Cybil Sheppard (Cybil Disobedience) - Insufferable: "My beauty is my curse. I've always been beautiful. No one looks past my beauty. Bruce Willis wanted to sleep with me but I said no. I could have said yes. But I'm too sexy. Did I mention I'm beautiful?"

Michael J. Fox (Lucky Man) - Who doesn't love this man? He's just so gracious and thankful and non-evil. I might hug him if I see him. Yes, I think I will.

Rosie O'Donnell (Find Me) - She manages to balance between her cutsie-talk-show-host persona and her more recent bitter-lesbian-don't-tick-me-off personality. A pretty fair look at her life, I think.

Kirstie Alley (How to Lose Your Ass and Regain Your Life) - My friend Andrew is obsessed with Kirstie, so I figured I'd give her book a spin. Okay, here's some advice to future writers: Don't write about how to get skinny when you're not skinny yet. And telling me what you ate doesn't qualify as a tell-all. Talk more about Ted Dansen. Or the Olsen twins.

Tatum O'Neal (A Paper Life) - I know it's one-sided. I know she's probably the most frustrating person to be friends with. But if I ever meet her father, I will punch him. Right after hugging Michael J. Fox.

Carnie Wilson (I'm Still Hungry) - Newsflash: Only take her advice if you're ready to starve a little and pose for Playboy. Skinny people are happy. Just ask the starving children.

Joan Rivers (Bouncing Back) - This is an advice book. I didn't realize this until I started reading it. Don't take advice from a woman whose face is made of Silly Putty.

I'm now reading about Dolly Parton (she's so frikkin' cool, I had no idea. A fantastic storyteller), and then comes Eddie Fisher (because I want to be Debbie Reynolds dancing with Gene Kelly - yes, this all makes sense in my little brain). I'm sure I'll tell you all about them later.

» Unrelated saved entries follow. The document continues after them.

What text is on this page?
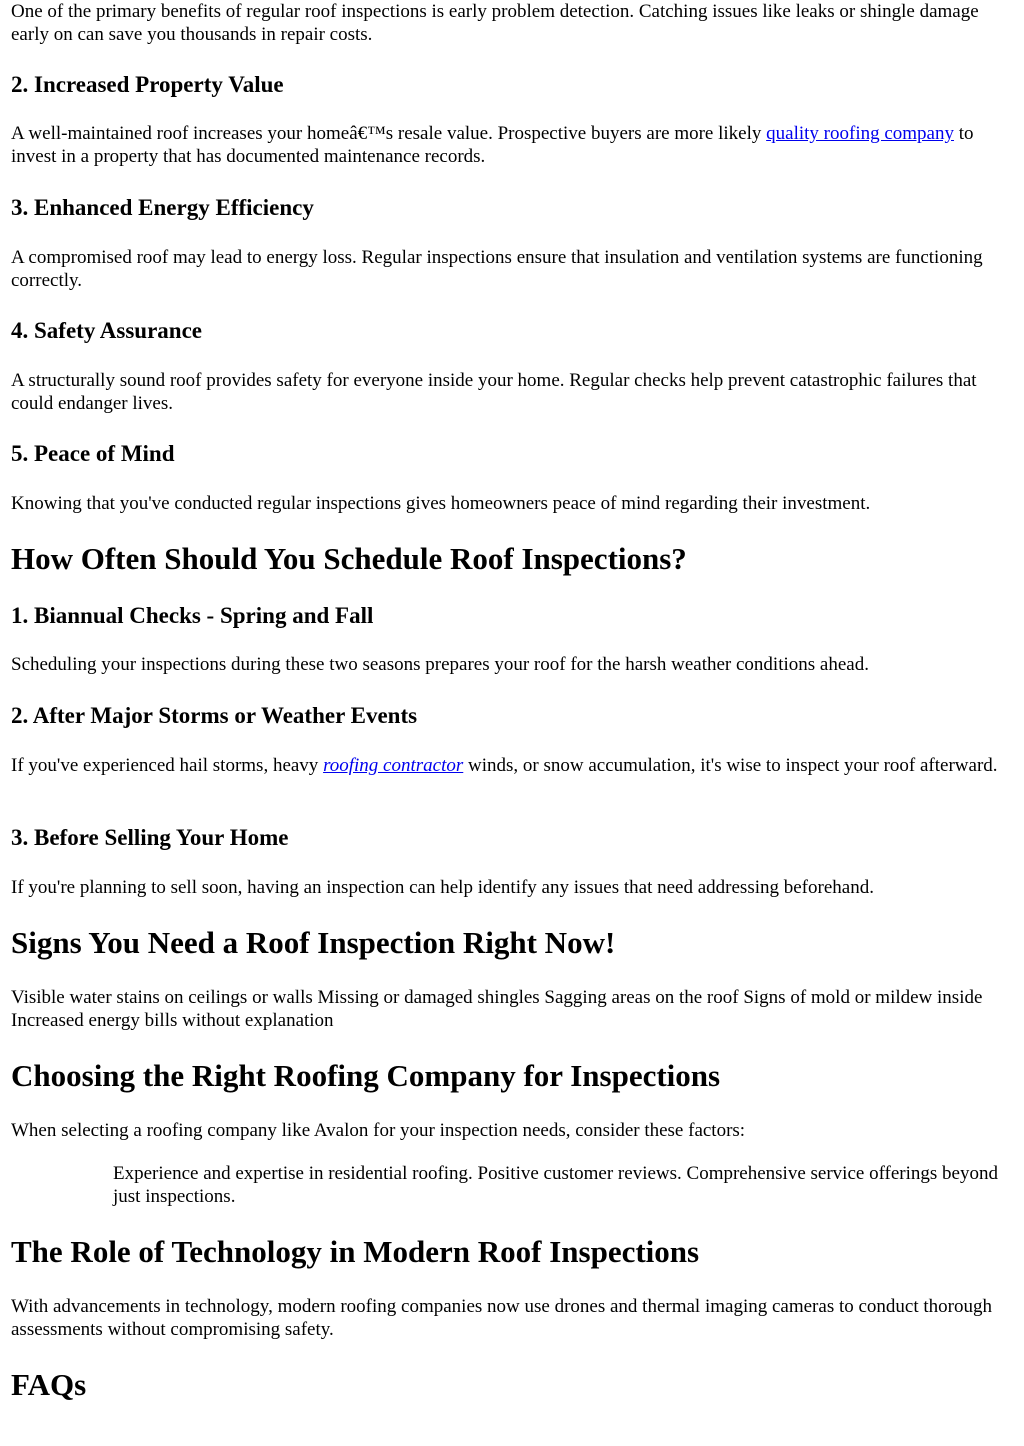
One of the primary benefits of regular roof inspections is early problem detection. Catching issues like leaks or shingle damage early on can save you thousands in repair costs.

2. Increased Property Value

A well-maintained roof increases your homeâ€™s resale value. Prospective buyers are more likely quality roofing company to invest in a property that has documented maintenance records.

3. Enhanced Energy Efficiency

A compromised roof may lead to energy loss. Regular inspections ensure that insulation and ventilation systems are functioning correctly.

4. Safety Assurance

A structurally sound roof provides safety for everyone inside your home. Regular checks help prevent catastrophic failures that could endanger lives.

5. Peace of Mind

Knowing that you've conducted regular inspections gives homeowners peace of mind regarding their investment.

How Often Should You Schedule Roof Inspections?
1. Biannual Checks - Spring and Fall

Scheduling your inspections during these two seasons prepares your roof for the harsh weather conditions ahead.

2. After Major Storms or Weather Events

If you've experienced hail storms, heavy roofing contractor winds, or snow accumulation, it's wise to inspect your roof afterward.

3. Before Selling Your Home

If you're planning to sell soon, having an inspection can help identify any issues that need addressing beforehand.

Signs You Need a Roof Inspection Right Now!

Visible water stains on ceilings or walls Missing or damaged shingles Sagging areas on the roof Signs of mold or mildew inside Increased energy bills without explanation

Choosing the Right Roofing Company for Inspections

When selecting a roofing company like Avalon for your inspection needs, consider these factors:

Experience and expertise in residential roofing. Positive customer reviews. Comprehensive service offerings beyond just inspections.
The Role of Technology in Modern Roof Inspections

With advancements in technology, modern roofing companies now use drones and thermal imaging cameras to conduct thorough assessments without compromising safety.

FAQs
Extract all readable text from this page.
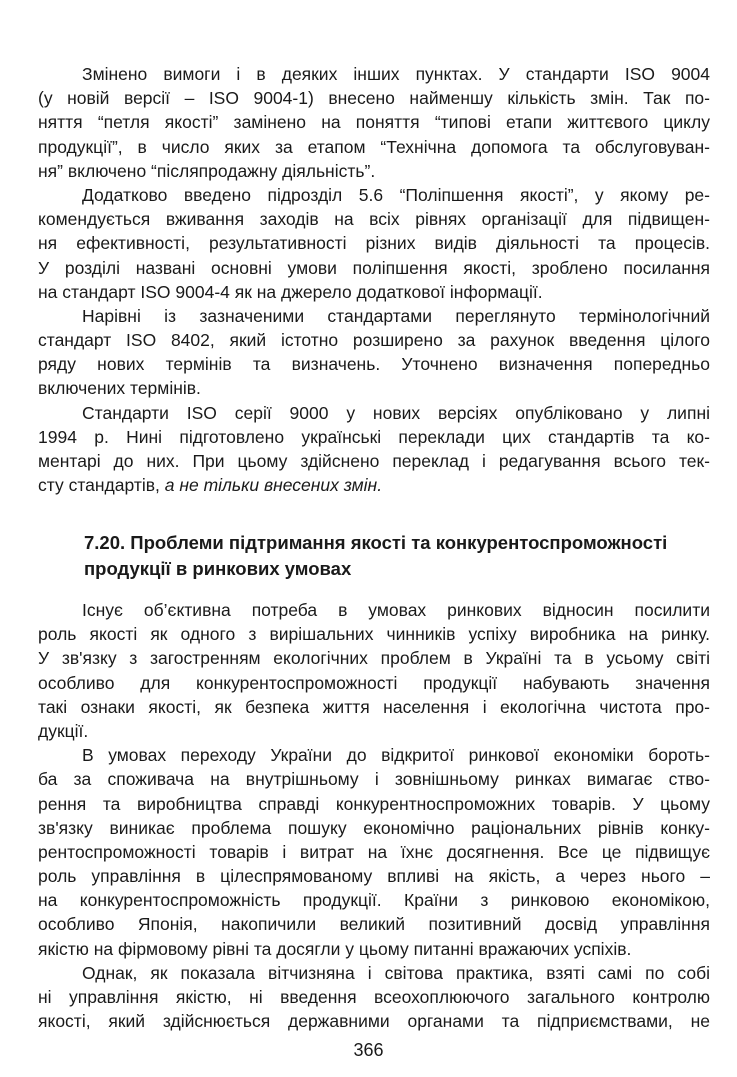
Змінено вимоги і в деяких інших пунктах. У стандарти ISO 9004
(у новій версії – ISO 9004-1) внесено найменшу кількість змін. Так по-
няття “петля якості” замінено на поняття “типові етапи життєвого циклу
продукції”, в число яких за етапом “Технічна допомога та обслуговуван-
ня” включено “післяпродажну діяльність”.
Додатково введено підрозділ 5.6 “Поліпшення якості”, у якому ре-
комендується вживання заходів на всіх рівнях організації для підвищен-
ня ефективності, результативності різних видів діяльності та процесів.
У розділі названі основні умови поліпшення якості, зроблено посилання
на стандарт ISO 9004-4 як на джерело додаткової інформації.
Нарівні із зазначеними стандартами переглянуто термінологічний
стандарт ISO 8402, який істотно розширено за рахунок введення цілого
ряду нових термінів та визначень. Уточнено визначення попередньо
включених термінів.
Стандарти ISO серії 9000 у нових версіях опубліковано у липні
1994 р. Нині підготовлено українські переклади цих стандартів та ко-
ментарі до них. При цьому здійснено переклад і редагування всього тек-
сту стандартів, а не тільки внесених змін.
7.20. Проблеми підтримання якості та конкурентоспроможності
продукції в ринкових умовах
Існує об’єктивна потреба в умовах ринкових відносин посилити
роль якості як одного з вирішальних чинників успіху виробника на ринку.
У зв'язку з загостренням екологічних проблем в Україні та в усьому світі
особливо для конкурентоспроможності продукції набувають значення
такі ознаки якості, як безпека життя населення і екологічна чистота про-
дукції.
В умовах переходу України до відкритої ринкової економіки бороть-
ба за споживача на внутрішньому і зовнішньому ринках вимагає ство-
рення та виробництва справді конкурентноспроможних товарів. У цьому
зв'язку виникає проблема пошуку економічно раціональних рівнів конку-
рентоспроможності товарів і витрат на їхнє досягнення. Все це підвищує
роль управління в цілеспрямованому впливі на якість, а через нього –
на конкурентоспроможність продукції. Країни з ринковою економікою,
особливо Японія, накопичили великий позитивний досвід управління
якістю на фірмовому рівні та досягли у цьому питанні вражаючих успіхів.
Однак, як показала вітчизняна і світова практика, взяті самі по собі
ні управління якістю, ні введення всеохоплюючого загального контролю
якості, який здійснюється державними органами та підприємствами, не
366
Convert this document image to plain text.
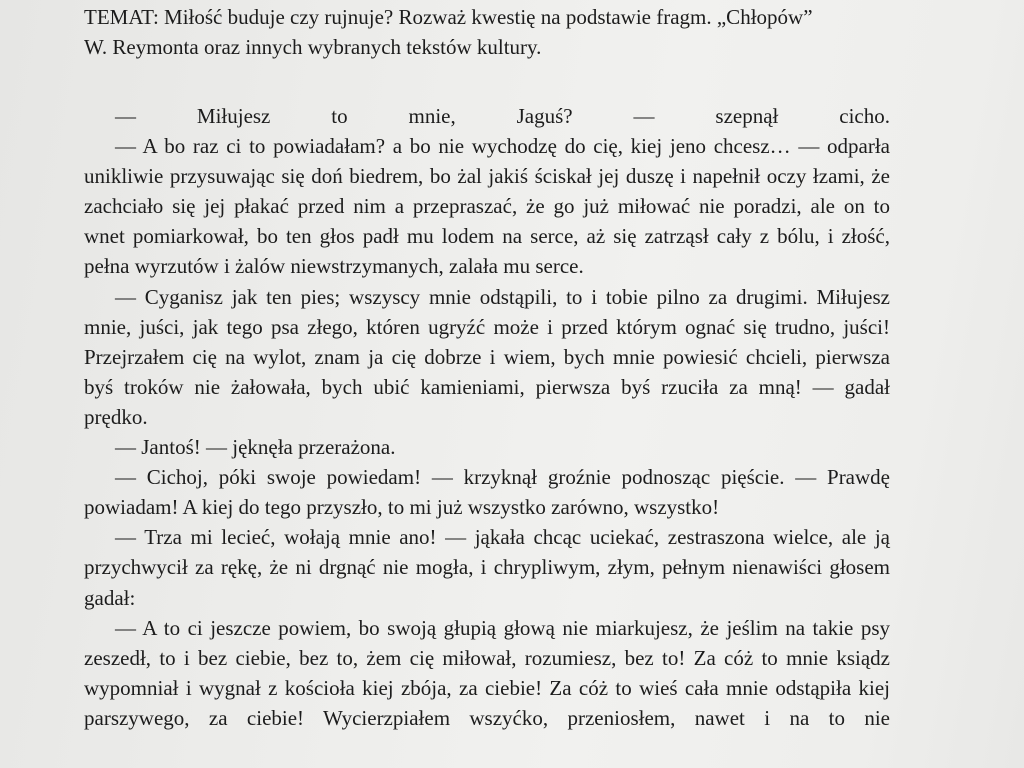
TEMAT: Miłość buduje czy rujnuje? Rozważ kwestię na podstawie fragm. „Chłopów”
W. Reymonta oraz innych wybranych tekstów kultury.
— Miłujesz to mnie, Jaguś? — szepnął cicho.
— A bo raz ci to powiadałam? a bo nie wychodzę do cię, kiej jeno chcesz… — odparła
unikliwie przysuwając się doń biedrem, bo żal jakiś ściskał jej duszę i napełnił oczy łzami, że
zachciało się jej płakać przed nim a przepraszać, że go już miłować nie poradzi, ale on to
wnet pomiarkował, bo ten głos padł mu lodem na serce, aż się zatrząsł cały z bólu, i złość,
pełna wyrzutów i żalów niewstrzymanych, zalała mu serce.
— Cyganisz jak ten pies; wszyscy mnie odstąpili, to i tobie pilno za drugimi. Miłujesz
mnie, juści, jak tego psa złego, któren ugryźć może i przed którym ognać się trudno, juści!
Przejrzałem cię na wylot, znam ja cię dobrze i wiem, bych mnie powiesić chcieli, pierwsza
byś troków nie żałowała, bych ubić kamieniami, pierwsza byś rzuciła za mną! — gadał
prędko.
— Jantoś! — jęknęła przerażona.
— Cichoj, póki swoje powiedam! — krzyknął groźnie podnosząc pięście. — Prawdę
powiadam! A kiej do tego przyszło, to mi już wszystko zarówno, wszystko!
— Trza mi lecieć, wołają mnie ano! — jąkała chcąc uciekać, zestraszona wielce, ale ją
przychwycił za rękę, że ni drgnąć nie mogła, i chrypliwym, złym, pełnym nienawiści głosem
gadał:
— A to ci jeszcze powiem, bo swoją głupią głową nie miarkujesz, że jeślim na takie psy
zeszedł, to i bez ciebie, bez to, żem cię miłował, rozumiesz, bez to! Za cóż to mnie ksiądz
wypomniał i wygnał z kościoła kiej zbója, za ciebie! Za cóż to wieś cała mnie odstąpiła kiej
parszywego, za ciebie! Wycierzpiałem wszyćko, przeniosłem, nawet i na to nie
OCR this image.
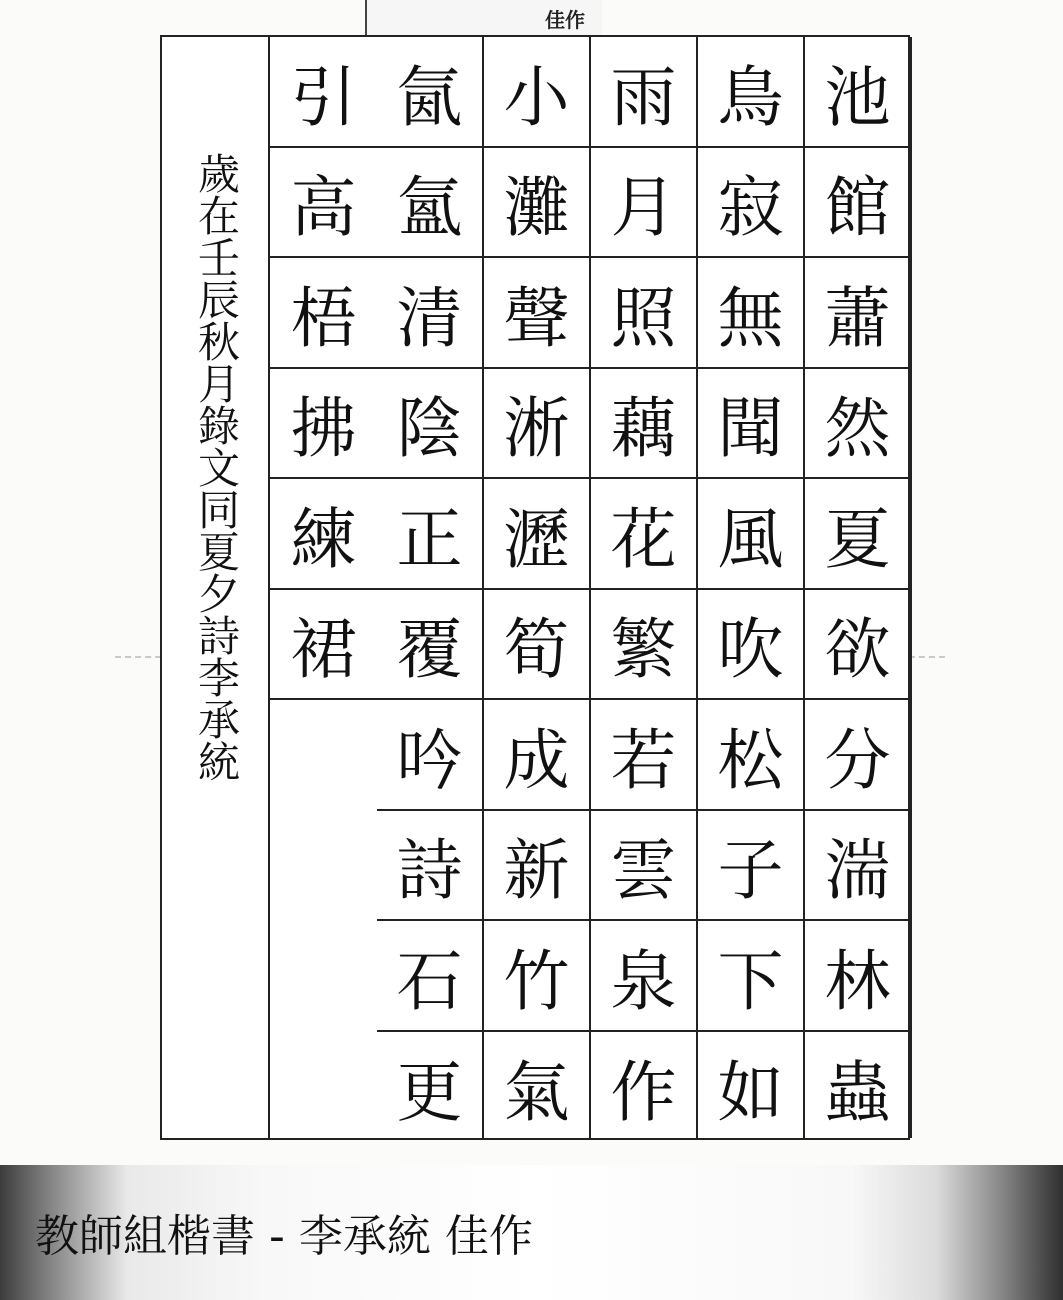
佳作
歲在壬辰秋月錄文同夏夕詩李承統
池
館
蕭
然
夏
欲
分
湍
林
蟲
鳥
寂
無
聞
風
吹
松
子
下
如
雨
月
照
藕
花
繁
若
雲
泉
作
小
灘
聲
淅
瀝
筍
成
新
竹
氣
氤
氳
清
陰
正
覆
吟
詩
石
更
引
高
梧
拂
練
裙
教師組楷書 - 李承統 佳作
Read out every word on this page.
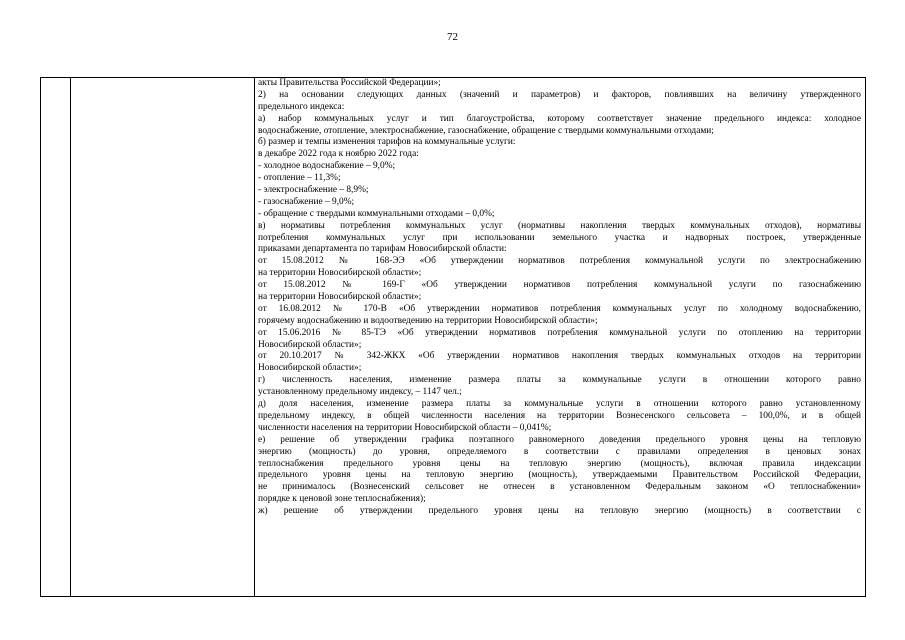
72
акты Правительства Российской Федерации»;
2) на основании следующих данных (значений и параметров) и факторов, повлиявших на величину утвержденного
предельного индекса:
а) набор коммунальных услуг и тип благоустройства, которому соответствует значение предельного индекса: холодное
водоснабжение, отопление, электроснабжение, газоснабжение, обращение с твердыми коммунальными отходами;
б) размер и темпы изменения тарифов на коммунальные услуги:
в декабре 2022 года к ноябрю 2022 года:
- холодное водоснабжение – 9,0%;
- отопление – 11,3%;
- электроснабжение – 8,9%;
- газоснабжение – 9,0%;
- обращение с твердыми коммунальными отходами – 0,0%;
в) нормативы потребления коммунальных услуг (нормативы накопления твердых коммунальных отходов), нормативы
потребления коммунальных услуг при использовании земельного участка и надворных построек, утвержденные
приказами департамента по тарифам Новосибирской области:
от 15.08.2012 № 168-ЭЭ «Об утверждении нормативов потребления коммунальной услуги по электроснабжению
на территории Новосибирской области»;
от 15.08.2012 № 169-Г «Об утверждении нормативов потребления коммунальной услуги по газоснабжению
на территории Новосибирской области»;
от 16.08.2012 № 170-В «Об утверждении нормативов потребления коммунальных услуг по холодному водоснабжению,
горячему водоснабжению и водоотведению на территории Новосибирской области»;
от 15.06.2016 № 85-ТЭ «Об утверждении нормативов потребления коммунальной услуги по отоплению на территории
Новосибирской области»;
от 20.10.2017 № 342-ЖКХ «Об утверждении нормативов накопления твердых коммунальных отходов на территории
Новосибирской области»;
г) численность населения, изменение размера платы за коммунальные услуги в отношении которого равно
установленному предельному индексу, – 1147 чел.;
д) доля населения, изменение размера платы за коммунальные услуги в отношении которого равно установленному
предельному индексу, в общей численности населения на территории Вознесенского сельсовета – 100,0%, и в общей
численности населения на территории Новосибирской области – 0,041%;
е) решение об утверждении графика поэтапного равномерного доведения предельного уровня цены на тепловую
энергию (мощность) до уровня, определяемого в соответствии с правилами определения в ценовых зонах
теплоснабжения предельного уровня цены на тепловую энергию (мощность), включая правила индексации
предельного уровня цены на тепловую энергию (мощность), утверждаемыми Правительством Российской Федерации,
не принималось (Вознесенский сельсовет не отнесен в установленном Федеральным законом «О теплоснабжении»
порядке к ценовой зоне теплоснабжения);
ж) решение об утверждении предельного уровня цены на тепловую энергию (мощность) в соответствии с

Okay, so none of these people are considered the greatest people who ever lived. Unfortunately, most of history's greats didn't write about themselves. So I have to read regurgitated research (which I do, but it's not as fun as the autobiography).

Maybe I'll write my story one day. And then people can judge my sentence structure and inclusion of the Exacto-knife story.

1 comment:

Scott said...

Unlike you and your father I don't read much, but when I do I love a good life story. My reads tend to focus on sports figures but maybe sometime I'll venture out to other sections of the population.

A few I liked were:
Pinball Clemons - All Heart My Story. A good read, cause everyone loves Pinball!

Kurt Warner - All things Possible - from grocery bagger to NFL MVP, a nice story.

Lance Armstrong - It's not about the Bike - from the brink of death to multiple Tour de France Champ

Alex Zanardi - My Sweetest Victory - a great story on making the most with what you got. Still racing cars after loosing his legs in an autoracing accident.

Albeit, there likely more interesting if your into sports such as football, cycling, and autoracing.